Dichlorotetrakis(dimethyl sulfoxide) ruthenium(II) describes coordination compounds with the formula RuCl_{2}(dmso)_{4}, where DMSO is dimethylsulfoxide. Both cis and trans isomers are known, but the cis isomer is more common. The cis isomer is a yellow, air-stable solid that is soluble in some organic solvents. These sulfoxide complexes are used in the synthesis of various ruthenium(II) complexes. They have also attracted attention as possible anti-cancer drugs.

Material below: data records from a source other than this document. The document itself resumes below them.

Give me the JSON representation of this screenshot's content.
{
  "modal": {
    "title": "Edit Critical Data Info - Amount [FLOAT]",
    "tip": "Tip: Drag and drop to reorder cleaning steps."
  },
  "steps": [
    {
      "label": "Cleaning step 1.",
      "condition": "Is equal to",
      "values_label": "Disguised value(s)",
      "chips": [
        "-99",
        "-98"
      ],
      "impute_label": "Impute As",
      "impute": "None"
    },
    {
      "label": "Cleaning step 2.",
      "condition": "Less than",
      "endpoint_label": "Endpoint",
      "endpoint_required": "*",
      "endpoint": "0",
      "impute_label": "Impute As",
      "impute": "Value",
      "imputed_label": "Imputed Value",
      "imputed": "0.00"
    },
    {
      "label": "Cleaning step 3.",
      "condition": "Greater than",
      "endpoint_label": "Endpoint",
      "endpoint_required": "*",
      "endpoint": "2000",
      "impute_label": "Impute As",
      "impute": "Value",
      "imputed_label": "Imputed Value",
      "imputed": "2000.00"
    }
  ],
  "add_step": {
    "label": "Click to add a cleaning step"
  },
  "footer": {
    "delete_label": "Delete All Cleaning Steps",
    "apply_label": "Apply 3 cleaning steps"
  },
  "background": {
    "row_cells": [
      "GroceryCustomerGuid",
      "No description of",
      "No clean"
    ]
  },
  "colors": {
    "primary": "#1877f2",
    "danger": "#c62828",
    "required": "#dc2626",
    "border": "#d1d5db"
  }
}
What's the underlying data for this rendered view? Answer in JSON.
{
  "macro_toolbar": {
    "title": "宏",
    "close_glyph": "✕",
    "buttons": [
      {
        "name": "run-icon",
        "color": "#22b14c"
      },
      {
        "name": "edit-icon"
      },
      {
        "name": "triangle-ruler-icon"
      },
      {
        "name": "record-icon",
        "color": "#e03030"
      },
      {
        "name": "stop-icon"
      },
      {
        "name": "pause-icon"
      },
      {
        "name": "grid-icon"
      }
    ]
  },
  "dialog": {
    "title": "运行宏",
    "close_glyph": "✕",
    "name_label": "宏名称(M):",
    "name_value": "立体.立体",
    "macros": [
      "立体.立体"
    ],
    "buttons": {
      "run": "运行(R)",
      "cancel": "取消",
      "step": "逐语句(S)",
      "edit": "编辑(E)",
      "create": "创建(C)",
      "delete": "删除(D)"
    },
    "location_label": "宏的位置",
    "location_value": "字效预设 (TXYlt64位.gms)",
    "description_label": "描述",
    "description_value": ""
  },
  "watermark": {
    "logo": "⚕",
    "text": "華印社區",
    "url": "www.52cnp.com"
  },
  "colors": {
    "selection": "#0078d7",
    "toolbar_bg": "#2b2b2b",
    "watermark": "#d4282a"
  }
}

==Structure and synthesis==
The cis isomer illustrates linkage isomerism for the DMSO ligand. One of the two dmso ligands that are cis to both chloride ligands is O-bonded while the other three dmso ligands are S-bonded. In the trans isomer, which is also yellow, all four dmso ligands are S-bonded. The cis isomer is formed thermally, and the trans isomer is obtained by UV-irradiation of the cis isomer.

| cis isomer | trans isomer |

The complexes were first prepared in 1971 by heating DMSO solutions of ruthenium trichloride under hydrogen atmosphere. Modern procedures has been developed which avoids hydrogen gas, either using ascorbic acid or refluxing DMSO to reduce the ruthenium.

==Potential applications==
RuCl_{2}(dmso)_{4} was identified as a potential anticancer agent in the early 1980s. Continued research has led to the development of several related dmso-containing ruthenium compounds, some of which have undergone early-stage clinical trials.